There has been a lot of interest in the development of micromachines for medicine in recent years as their wide range of potential uses has become apparent. Scientists envisage that one day, tiny synthetic robots could be used to deliver drugs to specific areas of the body to treat various medical conditions, repair damaged tissues such as blood vessels, or even manipulate individual cells.
Progress has already been made in developing such devices, but they had only ever been tested out on cells in a dish, meaning no one knew how they would fare when actually released inside the body. Now, a group of scientists from the University of California, Berkeley, have made progress in the field by testing out tiny man-made motors inside mice, and they have reported their findings in the journal ACS Nano.
For the study, the researchers designed a type of microscopic motor that effectively becomes a torpedo in acidic solutions, propelling itself and whatever cargo it’s loaded with through the environment without the need for additional fuel. To do this, they coated polymer tubes, just 20 micrometers long and 5 micrometers wide, with zinc. When placed in harsh acidic environments, the zinc reacts to generate bubbles of hydrogen which are then forced out of one end of the tube, propelling the tiny motor through the acid.
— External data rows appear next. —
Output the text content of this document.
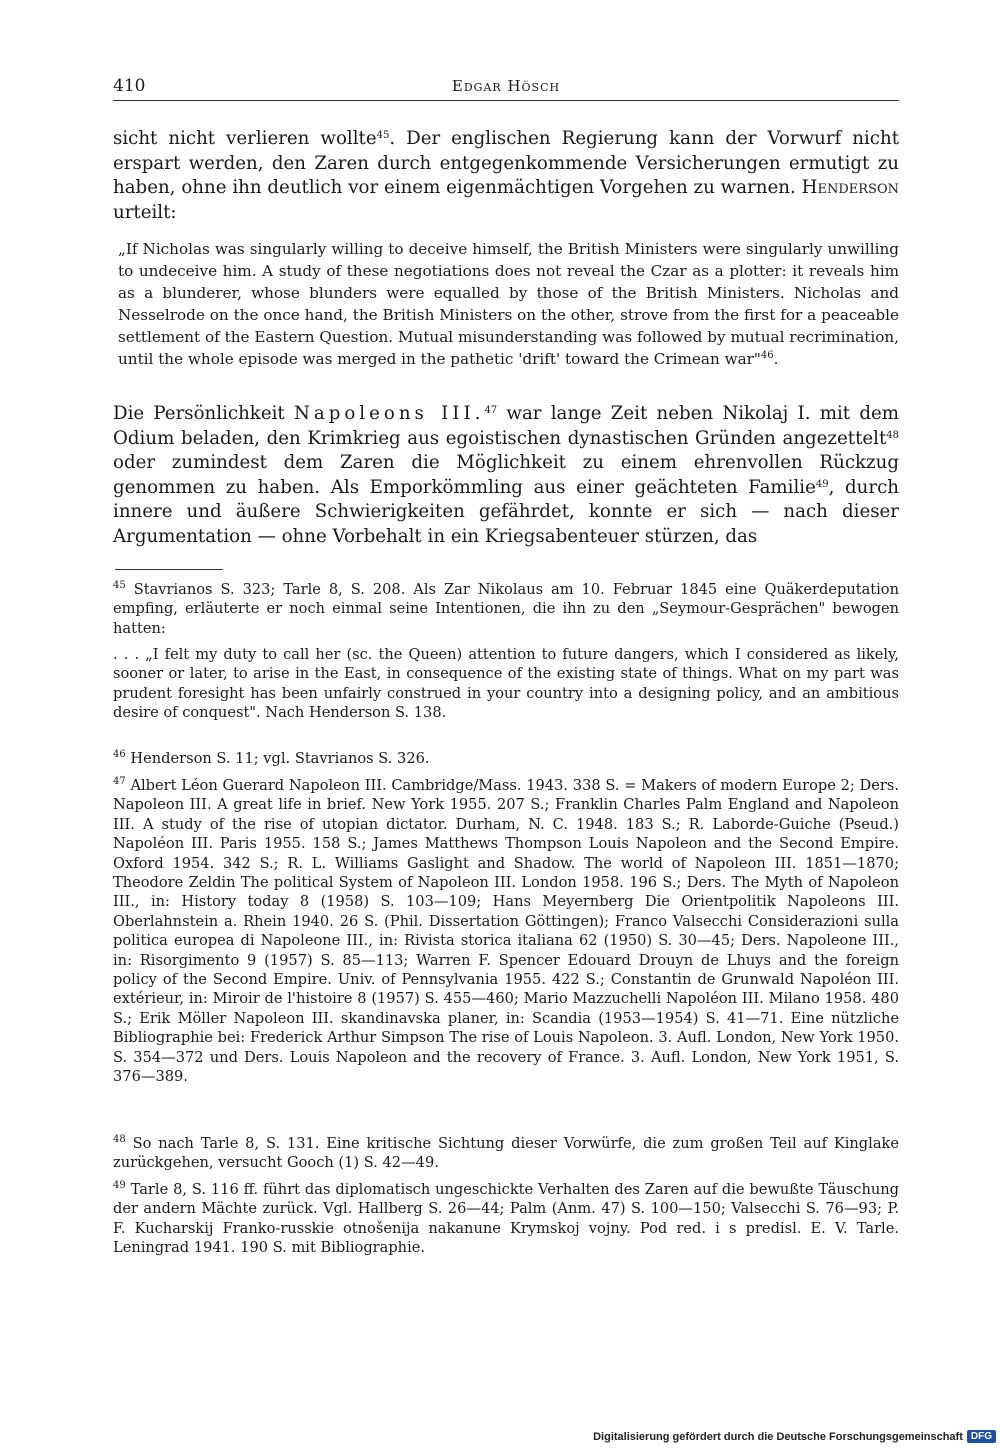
410	Edgar Hösch

sicht nicht verlieren wollte$^{45}$. Der englischen Regierung kann der Vorwurf nicht erspart werden, den Zaren durch entgegenkommende Versicherungen ermutigt zu haben, ohne ihn deutlich vor einem eigenmächtigen Vorgehen zu warnen. Henderson urteilt:

„If Nicholas was singularly willing to deceive himself, the British Ministers were singularly unwilling to undeceive him. A study of these negotiations does not reveal the Czar as a plotter: it reveals him as a blunderer, whose blunders were equalled by those of the British Ministers. Nicholas and Nesselrode on the once hand, the British Ministers on the other, strove from the first for a peaceable settlement of the Eastern Question. Mutual misunderstanding was followed by mutual recrimination, until the whole episode was merged in the pathetic 'drift' toward the Crimean war"$^{46}$.

Die Persönlichkeit Napoleons III.$^{47}$ war lange Zeit neben Nikolaj I. mit dem Odium beladen, den Krimkrieg aus egoistischen dynastischen Gründen angezettelt$^{48}$ oder zumindest dem Zaren die Möglichkeit zu einem ehrenvollen Rückzug genommen zu haben. Als Emporkömmling aus einer geächteten Familie$^{49}$, durch innere und äußere Schwierigkeiten gefährdet, konnte er sich — nach dieser Argumentation — ohne Vorbehalt in ein Kriegsabenteuer stürzen, das

$^{45}$ Stavrianos S. 323; Tarle 8, S. 208. Als Zar Nikolaus am 10. Februar 1845 eine Quäkerdeputation empfing, erläuterte er noch einmal seine Intentionen, die ihn zu den „Seymour-Gesprächen" bewogen hatten:

. . . „I felt my duty to call her (sc. the Queen) attention to future dangers, which I considered as likely, sooner or later, to arise in the East, in consequence of the existing state of things. What on my part was prudent foresight has been unfairly construed in your country into a designing policy, and an ambitious desire of conquest". Nach Henderson S. 138.

$^{46}$ Henderson S. 11; vgl. Stavrianos S. 326.

$^{47}$ Albert Léon Guerard Napoleon III. Cambridge/Mass. 1943. 338 S. = Makers of modern Europe 2; Ders. Napoleon III. A great life in brief. New York 1955. 207 S.; Franklin Charles Palm England and Napoleon III. A study of the rise of utopian dictator. Durham, N. C. 1948. 183 S.; R. Laborde-Guiche (Pseud.) Napoléon III. Paris 1955. 158 S.; James Matthews Thompson Louis Napoleon and the Second Empire. Oxford 1954. 342 S.; R. L. Williams Gaslight and Shadow. The world of Napoleon III. 1851—1870; Theodore Zeldin The political System of Napoleon III. London 1958. 196 S.; Ders. The Myth of Napoleon III., in: History today 8 (1958) S. 103—109; Hans Meyernberg Die Orientpolitik Napoleons III. Oberlahnstein a. Rhein 1940. 26 S. (Phil. Dissertation Göttingen); Franco Valsecchi Considerazioni sulla politica europea di Napoleone III., in: Rivista storica italiana 62 (1950) S. 30—45; Ders. Napoleone III., in: Risorgimento 9 (1957) S. 85—113; Warren F. Spencer Edouard Drouyn de Lhuys and the foreign policy of the Second Empire. Univ. of Pennsylvania 1955. 422 S.; Constantin de Grunwald Napoléon III. extérieur, in: Miroir de l'histoire 8 (1957) S. 455—460; Mario Mazzuchelli Napoléon III. Milano 1958. 480 S.; Erik Möller Napoleon III. skandinavska planer, in: Scandia (1953—1954) S. 41—71. Eine nützliche Bibliographie bei: Frederick Arthur Simpson The rise of Louis Napoleon. 3. Aufl. London, New York 1950. S. 354—372 und Ders. Louis Napoleon and the recovery of France. 3. Aufl. London, New York 1951, S. 376—389.

$^{48}$ So nach Tarle 8, S. 131. Eine kritische Sichtung dieser Vorwürfe, die zum großen Teil auf Kinglake zurückgehen, versucht Gooch (1) S. 42—49.

$^{49}$ Tarle 8, S. 116 ff. führt das diplomatisch ungeschickte Verhalten des Zaren auf die bewußte Täuschung der andern Mächte zurück. Vgl. Hallberg S. 26—44; Palm (Anm. 47) S. 100—150; Valsecchi S. 76—93; P. F. Kucharskij Franko-russkie otnošenija nakanune Krymskoj vojny. Pod red. i s predisl. E. V. Tarle. Leningrad 1941. 190 S. mit Bibliographie.

Digitalisierung gefördert durch die Deutsche Forschungsgemeinschaft DFG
According to the researchers, these motors are ideal for use inside living organisms because they don’t rely on chemical fuels such as hydrogen peroxide, which some previous self-propelled motors have, and they self-destruct without leaving behind any residual toxic compounds. Furthermore, several of their features suggest that they could potentially be an ideal candidate for a novel gastric drug delivery system, such as their unique acid-powered propulsion and autonomous release of cargo.
To find out whether this could indeed be the case, the researchers tested out their micromotors on whole organisms for the first time. They loaded the motors with a test cargo of gold nanoparticles and fed them to mice, alongside a group of control mice fed only the gold nanoparticles. Sure enough, the motors could propel themselves fast enough through the stomach acid to lodge in the mucus lining and deliver the payload. Although the control mice also retained gold nanoparticles in their stomach linings, the mice fed the motors possessed three times as many, suggesting they are superior to simple passive diffusion.
Although the team readily admits that much more work is needed to evaluate the performance of these motors, the study represents an important step in the progression of the micromotors field.